APNI berencana membentuk forum global bersama 30 negara produsen mineral. Forum tersebut akan digelar di Indonesia pada awal bulan depan dan bertujuan merumuskan sistem sertifikasi berkelanjutan layaknya RSPO di sektor sawit atau SVLK di industri kayu.
“Kita akan bikin standar seperti RSPO, ISPO, atau SVLK, khusus untuk industri nikel dan mineral strategis lainnya. Kami minta Kementerian Luar Negeri bantu undang semua KBRI untuk ikut fasilitasi negara-negara produsen,” jelas Meidy.

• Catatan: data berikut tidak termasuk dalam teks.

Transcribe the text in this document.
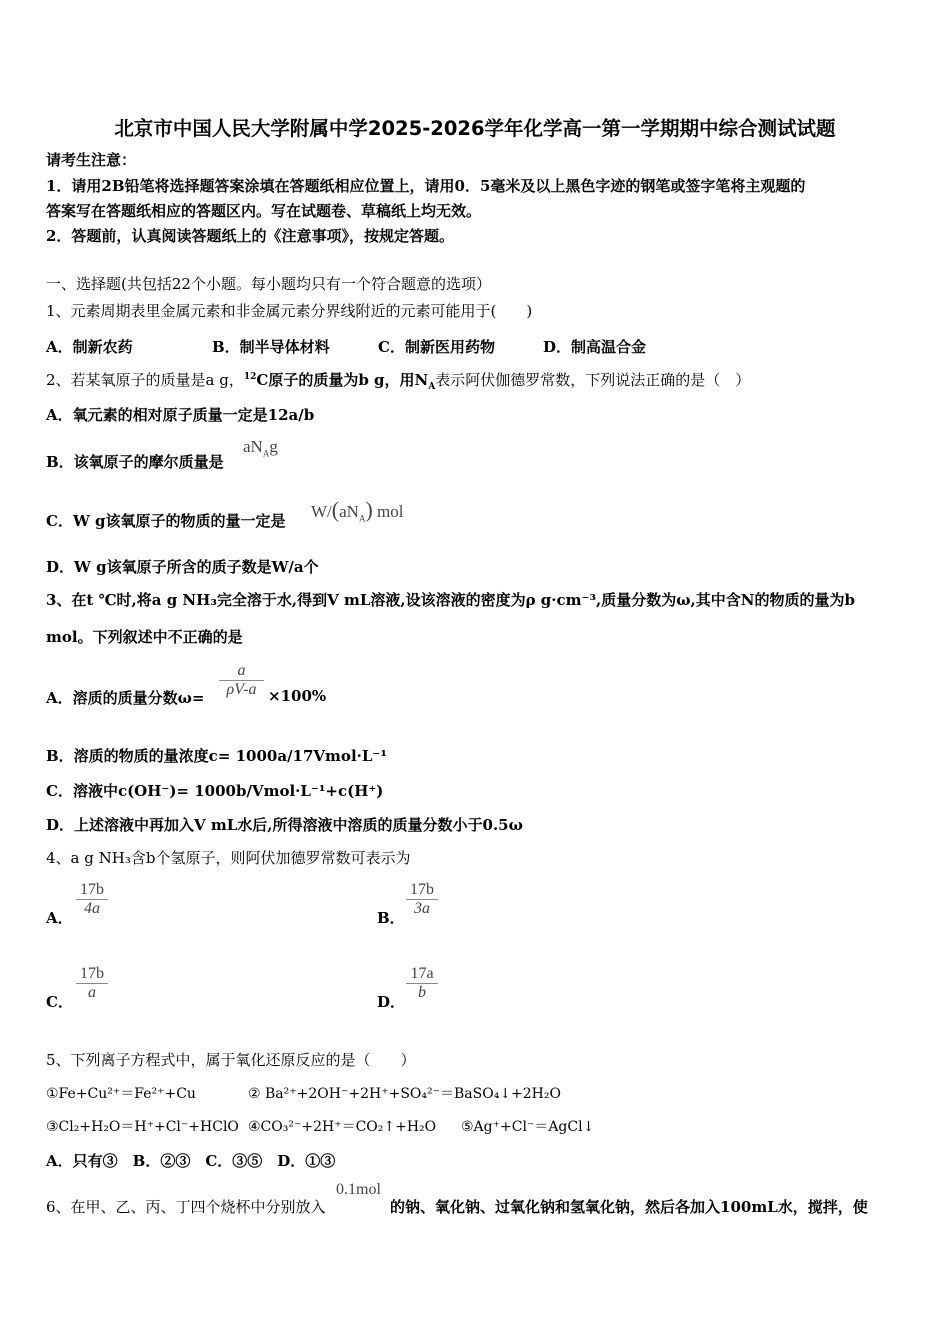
北京市中国人民大学附属中学2025-2026学年化学高一第一学期期中综合测试试题
请考生注意：
1．请用2B铅笔将选择题答案涂填在答题纸相应位置上，请用0．5毫米及以上黑色字迹的钢笔或签字笔将主观题的
答案写在答题纸相应的答题区内。写在试题卷、草稿纸上均无效。
2．答题前，认真阅读答题纸上的《注意事项》，按规定答题。
一、选择题(共包括22个小题。每小题均只有一个符合题意的选项）
1、元素周期表里金属元素和非金属元素分界线附近的元素可能用于(　　)
A．制新农药	B．制半导体材料	C．制新医用药物	D．制高温合金
2、若某氧原子的质量是a g，$^{12}$C原子的质量为b g，用$N_A$表示阿伏伽德罗常数，下列说法正确的是（　）
A．氧元素的相对原子质量一定是12a/b
B．该氧原子的摩尔质量是
$aN_Ag$
C．W g该氧原子的物质的量一定是 $W/(aN_A)$ mol
D．W g该氧原子所含的质子数是W/a个
3、在t ℃时,将a g NH₃完全溶于水,得到V mL溶液,设该溶液的密度为ρ g·cm⁻³,质量分数为ω,其中含N的物质的量为b
mol。下列叙述中不正确的是
A．溶质的质量分数ω=
a
ρV-a ×100%
B．溶质的物质的量浓度c= 1000a/17Vmol·L⁻¹
C．溶液中c(OH⁻)= 1000b/Vmol·L⁻¹+c(H⁺)
D．上述溶液中再加入V mL水后,所得溶液中溶质的质量分数小于0.5ω
4、a g NH₃含b个氢原子，则阿伏加德罗常数可表示为
A．
17b
4a
B．
17b
3a
C．
17b
a
D．
17a
b
5、下列离子方程式中，属于氧化还原反应的是（　　）
①Fe+Cu²⁺＝Fe²⁺+Cu	② Ba²⁺+2OH⁻+2H⁺+SO₄²⁻＝BaSO₄↓+2H₂O
③Cl₂+H₂O＝H⁺+Cl⁻+HClO ④CO₃²⁻+2H⁺＝CO₂↑+H₂O ⑤Ag⁺+Cl⁻＝AgCl↓
A．只有③　B．②③　C．③⑤　D．①③
6、在甲、乙、丙、丁四个烧杯中分别放入
0.1mol
的钠、氧化钠、过氧化钠和氢氧化钠，然后各加入100mL水，搅拌，使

Indonesia, yang saat ini memiliki 27 critical minerals dan 22 strategic minerals, dinilai perlu memiliki sertifikasi berkelanjutan sendiri guna mempertahankan posisi dalam rantai pasok global serta menghindari stigma negatif dari negara lain.
Isu ESG sebagai alat tekanan hilirisasi
Menurut Muhammad Toha, Ketua Bidang Kajian Mineral Strategis Perhimpunan Ahli Pertambangan Indonesia (Perhapi), narasi ESG sering dijadikan alat tekanan politik dan ekonomi oleh pihak asing untuk menghambat kebijakan hilirisasi mineral.
“Kami tidak menolak perbaikan. Tapi jangan jadikan isu lingkungan sebagai senjata tersembunyi untuk menghambat industrialisasi Indonesia,” tegasnya.
Ia menilai bahwa perubahan besar dalam lanskap industri nikel sejak 2015—yakni dari pengekspor bahan mentah menjadi pengekspor produk hilir—menjadi pemicu utama tekanan internasional.
“Kita punya komitmen yang sama untuk menjalankan tanggung jawab lingkungan dan sosial. Tapi jangan sampai industri yang patuh justru ikut jadi korban karena semua dipukul rata,” tambah Toha.
Kritik serupa disampaikan oleh Ketua Umum Lingkar Nusantara (LISAN) Prabowo, Hendarsam Marantoko, yang menyebut tekanan negara Barat terhadap industri nikel semakin keras dan terkesan terorganisir. Ia menilai ada upaya sistematis untuk menggagalkan agenda hilirisasi nasional.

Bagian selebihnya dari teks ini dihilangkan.